I've been trying to listen to the May 22 - 23 recording of the Liberty Net with the emphasis on the word trying. I used to hear the transmissions between the ultra-right-wing ham radio operators live on my portable shortwave radio but reception usually sucks. So now I download the latest meet-up from the archives at http://3950.net.

Last Saturday jammers were out in force, illegally blocking the Lib Netters. Loud rock music and stupid comments from "Buck Rogers in the Holland Tunnel." I don't agree with most of what the Lib Netters espouse; I'm just trying to track conspiracy theories. Discussion during the last Liberty Net dealt with the theory that North Korea blew up the BP oil rig, the Deepwater Horizon, causing the disastrous oil spill in the Gulf of Mexico. Why? Because South Korea built the rig.

One Lib Netter said he gave that theory a 30 or 40 percent chance of being true, unlike Rush Limbaugh's "Environmental wackos blew it up" speculation that only rate a two percent with him. He read an article that stated that President Obama was covering up the story, keeping it from the American public.

There could have been some more discussion on the topic but the jammers came on and most of the recording is their interference. So much for my tracking.

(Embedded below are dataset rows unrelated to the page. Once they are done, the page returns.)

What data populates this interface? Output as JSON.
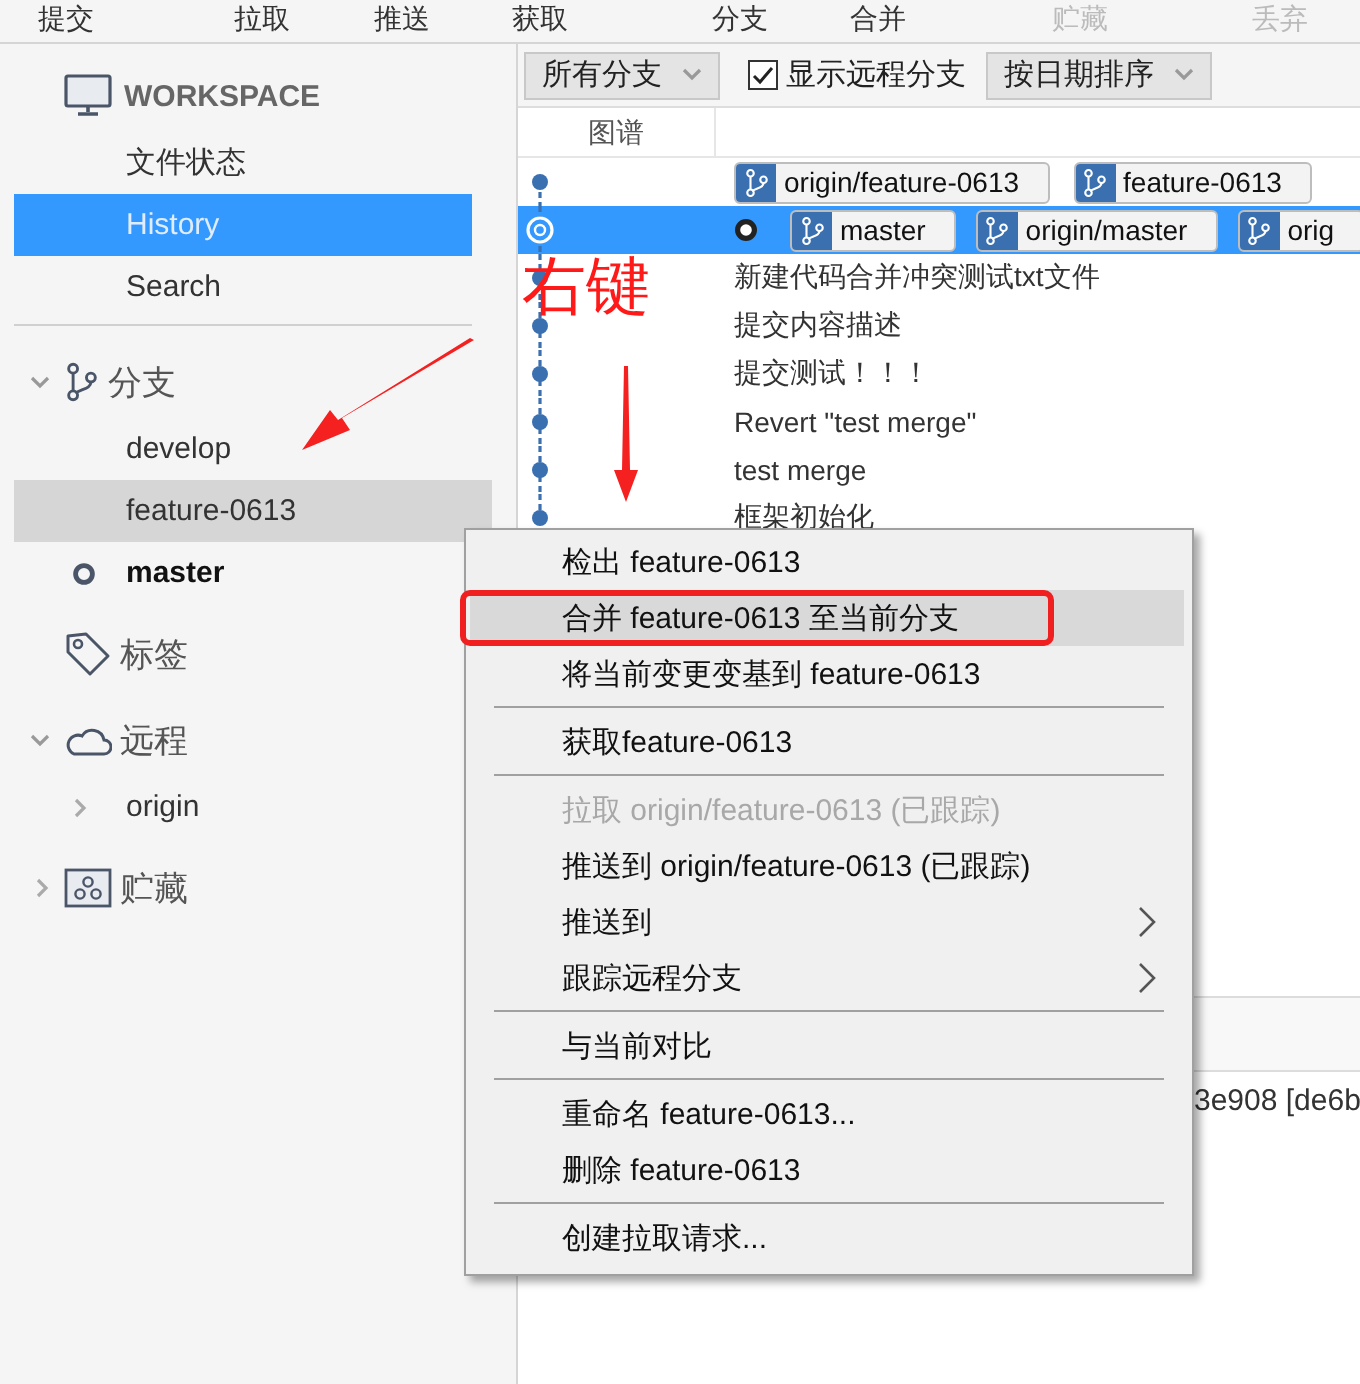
{
  "toolbar": [
    {
      "label": "提交",
      "disabled": false
    },
    {
      "label": "拉取",
      "disabled": false
    },
    {
      "label": "推送",
      "disabled": false
    },
    {
      "label": "获取",
      "disabled": false
    },
    {
      "label": "分支",
      "disabled": false
    },
    {
      "label": "合并",
      "disabled": false
    },
    {
      "label": "贮藏",
      "disabled": true
    },
    {
      "label": "丢弃",
      "disabled": true
    }
  ],
  "sidebar": {
    "workspace": {
      "title": "WORKSPACE",
      "items": [
        {
          "label": "文件状态",
          "selected": false
        },
        {
          "label": "History",
          "selected": true
        },
        {
          "label": "Search",
          "selected": false
        }
      ]
    },
    "sections": [
      {
        "kind": "branches",
        "title": "分支",
        "expanded": true,
        "children": [
          {
            "label": "develop",
            "selected": false,
            "current": false
          },
          {
            "label": "feature-0613",
            "selected": true,
            "current": false
          },
          {
            "label": "master",
            "selected": false,
            "current": true
          }
        ]
      },
      {
        "kind": "tags",
        "title": "标签"
      },
      {
        "kind": "remotes",
        "title": "远程",
        "expanded": true,
        "children": [
          {
            "label": "origin",
            "expanded": false
          }
        ]
      },
      {
        "kind": "stashes",
        "title": "贮藏",
        "expanded": false
      }
    ]
  },
  "history": {
    "branch_filter": "所有分支",
    "show_remote": {
      "label": "显示远程分支",
      "checked": true
    },
    "sort": "按日期排序",
    "columns": [
      "图谱"
    ],
    "rows": [
      {
        "selected": false,
        "current": false,
        "refs": [
          "origin/feature-0613",
          "feature-0613"
        ]
      },
      {
        "selected": true,
        "current": true,
        "refs": [
          "master",
          "origin/master",
          "orig"
        ]
      },
      {
        "selected": false,
        "current": false,
        "message": "新建代码合并冲突测试txt文件"
      },
      {
        "selected": false,
        "current": false,
        "message": "提交内容描述"
      },
      {
        "selected": false,
        "current": false,
        "message": "提交测试！！！"
      },
      {
        "selected": false,
        "current": false,
        "message": "Revert \"test merge\""
      },
      {
        "selected": false,
        "current": false,
        "message": "test merge"
      },
      {
        "selected": false,
        "current": false,
        "message": "框架初始化"
      }
    ],
    "detail_text": "3e908 [de6b"
  },
  "context_menu": {
    "items": [
      {
        "kind": "item",
        "label": "检出 feature-0613",
        "highlighted": false,
        "disabled": false,
        "submenu": false,
        "annotated": false
      },
      {
        "kind": "item",
        "label": "合并 feature-0613 至当前分支",
        "highlighted": true,
        "disabled": false,
        "submenu": false,
        "annotated": true
      },
      {
        "kind": "item",
        "label": "将当前变更变基到 feature-0613",
        "highlighted": false,
        "disabled": false,
        "submenu": false,
        "annotated": false
      },
      {
        "kind": "separator"
      },
      {
        "kind": "item",
        "label": "获取feature-0613",
        "highlighted": false,
        "disabled": false,
        "submenu": false,
        "annotated": false
      },
      {
        "kind": "separator"
      },
      {
        "kind": "item",
        "label": "拉取 origin/feature-0613 (已跟踪)",
        "highlighted": false,
        "disabled": true,
        "submenu": false,
        "annotated": false
      },
      {
        "kind": "item",
        "label": "推送到 origin/feature-0613 (已跟踪)",
        "highlighted": false,
        "disabled": false,
        "submenu": false,
        "annotated": false
      },
      {
        "kind": "item",
        "label": "推送到",
        "highlighted": false,
        "disabled": false,
        "submenu": true,
        "annotated": false
      },
      {
        "kind": "item",
        "label": "跟踪远程分支",
        "highlighted": false,
        "disabled": false,
        "submenu": true,
        "annotated": false
      },
      {
        "kind": "separator"
      },
      {
        "kind": "item",
        "label": "与当前对比",
        "highlighted": false,
        "disabled": false,
        "submenu": false,
        "annotated": false
      },
      {
        "kind": "separator"
      },
      {
        "kind": "item",
        "label": "重命名 feature-0613...",
        "highlighted": false,
        "disabled": false,
        "submenu": false,
        "annotated": false
      },
      {
        "kind": "item",
        "label": "删除 feature-0613",
        "highlighted": false,
        "disabled": false,
        "submenu": false,
        "annotated": false
      },
      {
        "kind": "separator"
      },
      {
        "kind": "item",
        "label": "创建拉取请求...",
        "highlighted": false,
        "disabled": false,
        "submenu": false,
        "annotated": false
      }
    ]
  },
  "annotation": {
    "label": "右键"
  }
}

But there seems to be an alternative for the Lib Netters: the Web. A couple of them worked around the jammers by streaming through Stickam, an online service that carries the Saturday night net live. They could keep commenting via audio or by using the instant messaging feature.

So as disagreeable as some may find their ultra-conservative views, the Liberty Net will keep pushing on, maybe even to the point of doing their discussions only online. That's OK until the cyber-jammers show up but unlike SW transmissions, such jammers should be easier to block and locate.

Free speech means the freedom to speak.

2 comments:

Leigh Hanlon said...

Agree with you 100 percent. I can remember how angry I was back in 2001 when hackers took down components of Hal Turner's site and/or broadcast -- and boasted about having done so.

I disagree with just about everything Hal Turner says and stands for, but he has a right to say it. (Well, most of it -- he's had some highly publicized problems lately.)

Has anybody heard from militia radio broadcaster Col. Steve Anderson lately? Is he still locked up?

Doug said...

It is amusing that anyone believes that suppressing the voice of those with whom they disagree somehow makes it so that those who would listen to these others will eventually start agreeing with those doing the suppressing.